All models were trained for a total of 60 billion input characters. The models were trained for several epochs - the datasets ranged in size from 4 - 7 billion characters. The labels stand for the dataset from hugging face that the model was trained on as well as the number of layers in the model. In this graph, for 1 game a win counts as 1 point, a draw as 0.5, and a loss as 0. We lose some information compared to a stacked bar chart, but I felt it would be too crowded.

A line chart comparing various LLM's win rates against Stockfish

Probe accuracy per layer on in 8 and 16 layer networks

An interesting note: The 8 layer network can calculate a 98% accurate board state by layer 5. However, the 16 layer network doesn’t calculate an accurate board state until layer 11. This indicates that the network is calculating many things in parallel, rather than calculating the board state as soon as possible and then planning from there. Oddly, the skill probes trained on randomized models become more accurate on deeper layers.
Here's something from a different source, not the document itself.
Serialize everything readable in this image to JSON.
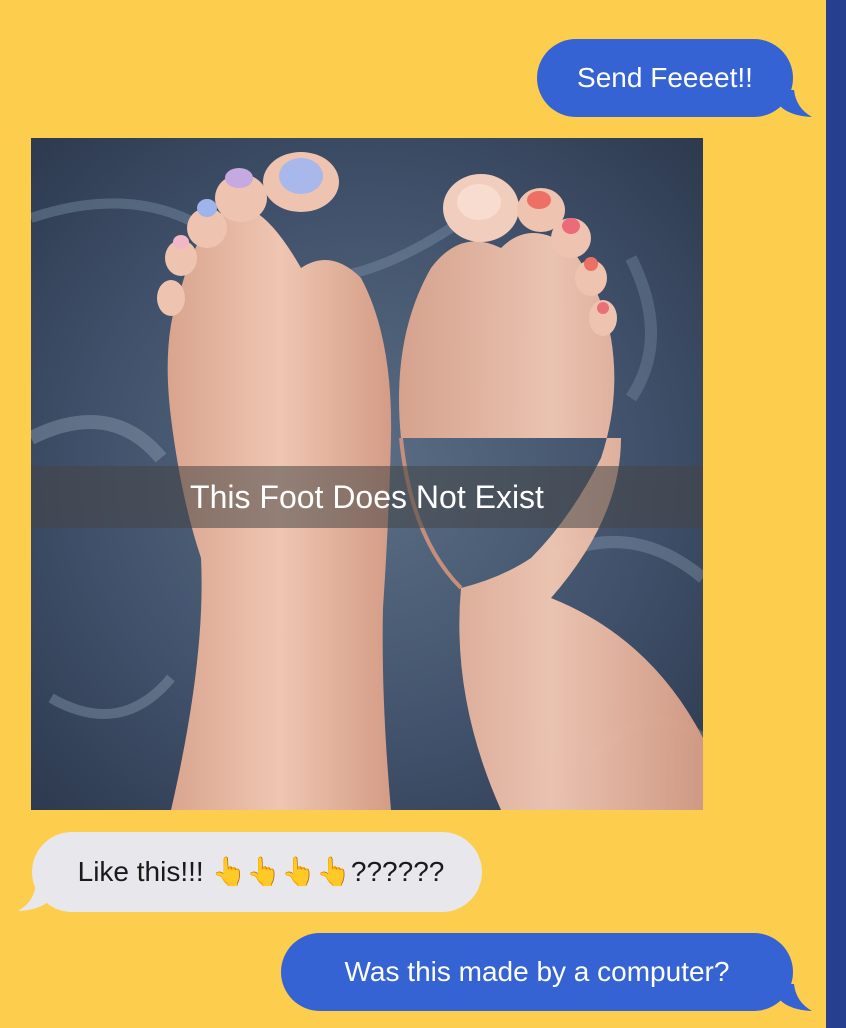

A bar chart of accuracy per layer for Elo and board state in 4 different models

Stockfish Elo Estimate

Elo estimation of Stockfish levels is complex with several variables at play. An official estimate of Stockfish 16 Elos can be obtained in a commit on the official Stockfish repo. In this case, Stockfish 16 level 0 is Elo 1,320. The official Stockfish testing was performed using 120 seconds per move, which is prohibitively expensive for tens of thousands of games on GPU machines. The particular processor being used per machine is another variable.

To estimate the Elo of Stockfish level 0 at 0.1 seconds per move, I had it play 1,000 games as white against Stockfish level 0 with 0.1, 1.0 and 10.0 seconds per move. The win rate of 0.1 vs 0.1 seconds was 51%, 0.1 vs 1.0 seconds was 45%, and 0.1 vs 10.0 seconds was 45%. At low Stockfish levels, a 100x decrease in search time makes little difference in Stockfish’s win rate. In contrast, at higher Stockfish levels, decreasing search time makes a significant difference in win rate. Thus, a reasonable approximation of Stockfish 16 level 0 with 0.1 seconds per move is Elo 1300.

  1. Lichess’s Elo ratings appear to run high. The average chess.com Elo is around 800. A quick google shows that many believe Lichess ratings are on average a few hundred Elo higher than other websites’ Elo ratings.